Aquí estoy, esperando una vez más y recordando otras salas de espera en las que ha transcurrido buena parte de mi vida. Las había de muchas clases y todas ellas las he sufrido con más paciencia de la que hubiera sido lógica en unas circunstancias como las mías. Y es que hay salas de espera y salas donde la espera se hace abominable.

Unas son del tipo aséptico, o pretenden serlo. Suelen ser las que tienen que ver con la salud. Los colores claros y el ambiente plagado de desinfectante te quieren demostrar que aquí la enfermedad es una anécdota. Aunque, si te fijas bien, eres capaz de sentir la infinidad de microbios que los otros esparcen a cada golpe de tos.

Te sientas con una revista absurda en las manos, esperando el turno a que el médico, que está al otro lado de la puerta, llame para leerte una sentencia de vida o de muerte. Y da lo mismo si la noticia es ahora o dentro de unos años. Al final llega el dictamen. La muerte tiene también, dentro de cada uno, su propia sala de espera. Quiero pensar que los crucigramas con los que están hechas mis entretelas van a tenerla distraída hasta que pierda la paciencia y decida cruzar la puerta -mi puerta, esta vez-.

Casi prefiero las salas de espera del psiquiatra. Son más íntimas, recogidas. Estás solita y no tienes que aguantar las miradas de la concurrencia. Sencillamente, no la hay. Ninguna revista del corazón (a lo mejor le va mal al alma herida leer sobre un corazón afligido). Ninguna revista de salud. Ni los “Muy Interesante”, por si ocurriera que publicasen algún manual de instrucciones para un suicidio individual o colectivo. Todo neutro, como si la estancia en sí se hubiera convertido en camisa de fuerza.

Hay otras salas de espera por las que todos pasamos pero nadie recuerda y son las que nos arrojan al mundo. Asomas, sin remedio, desde el no siempre confortable vientre materno. Ese en el que, según dicen los psicólogos, oyes sin escuchar, miras sin ver y recoges una idea aproximada de lo que te espera ahí afuera. Por eso hay partos tan difíciles. El resultado, indefectiblemente, acaba en lágrimas y gritos.

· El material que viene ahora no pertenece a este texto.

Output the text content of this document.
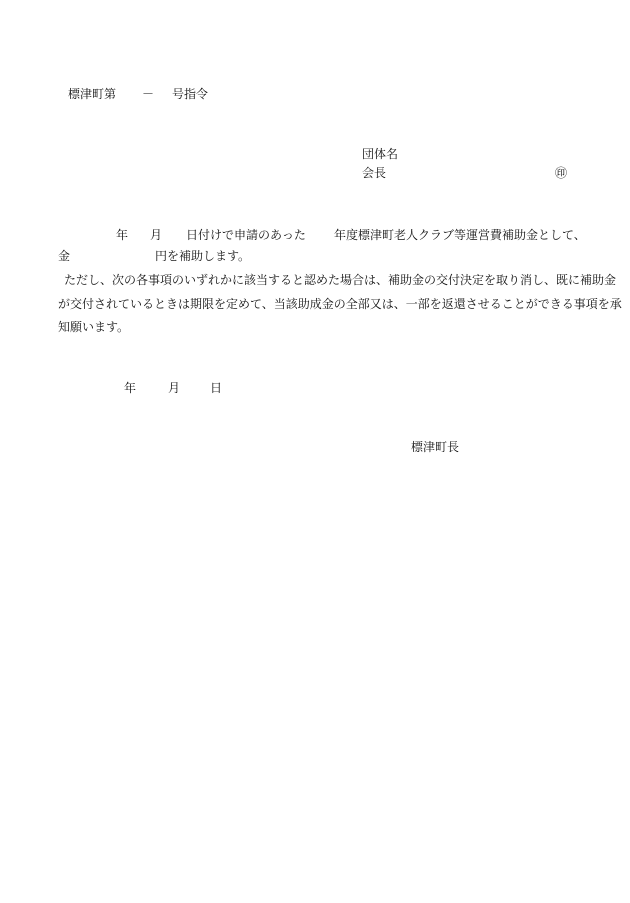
標津町第 － 号指令
団体名
会長	㊞
年 月 日付けで申請のあった 年度標津町老人クラブ等運営費補助金として、
金	円を補助します。
ただし、次の各事項のいずれかに該当すると認めた場合は、補助金の交付決定を取り消し、既に補助金
が交付されているときは期限を定めて、当該助成金の全部又は、一部を返還させることができる事項を承
知願います。
年	月 日
標津町長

Y luego están las salas de espera comunitarias, bulliciosas, como las de los aeropuertos, llenas de avisos: cuidado con sus pertenencias, cuidado con las bombas, cuidado con los que se quieren hacer amiguitos tuyos para que les pases un no se qué terrible en el bolso. Allí donde la lima de uñas se convierte en puñal y 200 mililitros de algo en arma de destrucción masiva. La sala de espera parece llena de lobos feroces dispuestos a engullirse entre ellos.

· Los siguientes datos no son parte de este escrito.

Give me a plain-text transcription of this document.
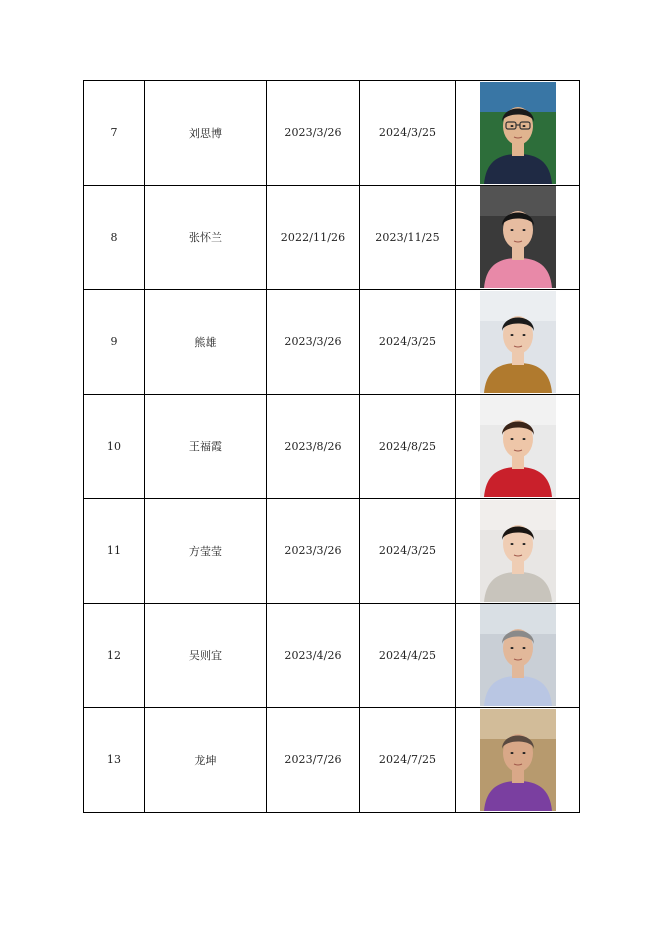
7	刘思博	2023/3/26	2024/3/25	

8	张怀兰	2022/11/26	2023/11/25	

9	熊雄	2023/3/26	2024/3/25	

10	王福霞	2023/8/26	2024/8/25	

11	方莹莹	2023/3/26	2024/3/25	

12	吴则宜	2023/4/26	2024/4/25	

13	龙坤	2023/7/26	2024/7/25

Pero, sin lugar a dudas, mis favoritas son las salas de espera de las estaciones de ferrocarril. Los peligros parecen menos inminentes y una puede detenerse en los detalles. Hay menos prisa, sobre todo si llegas con tiempo y no sabes en realidad qué tren coger porque cualquiera y ninguno te vale.

Casi le estoy cogiendo cariño hoy a esta sala de espera, con su relojito de pega y su sofá verde. Será por el tiempo que llevo aquí. Por las horas indefinidas en que intento no pensar, y en que he aprendido de memoria cada detalle de la habitación. Como si fuera importante. Mi abogada debería mostrar más aplomo y dejar de estrujarse los dedos. La primera vez que hablé con ella hizo lo mismo cuando le relaté el modo en que a Maxi se le salían los ojos de las órbitas, antes de quedar inconsciente bajo mi peso. Obesidad mórbida, lo llaman. Y a él siempre pareció gustarle y me pedía que le abrazara con mis brazos, con mis piernas, siempre arriba, mientras el contemplaba mi carne temblar sobre sus ojos y su boca. Pero eso ocurrió un tiempo. Hasta que empezó a ponerse desagradable. Muy desagradable. La palabra “gorda”, salía de sus labios una y otra vez. Y además, se reía. “Vamos gorda, muévete más”, me decía. No le importaban mis lágrimas aunque a veces le empapaban el pecho. Así que era mejor que dejara de hablar y por supuesto, de respirar. Se me ocurrió en un segundo de nada. Solo tenía que apretar, y apreté.

Mi abogada ha dejado las manos quietas, por fin. Parece que ya va a salir el jurado.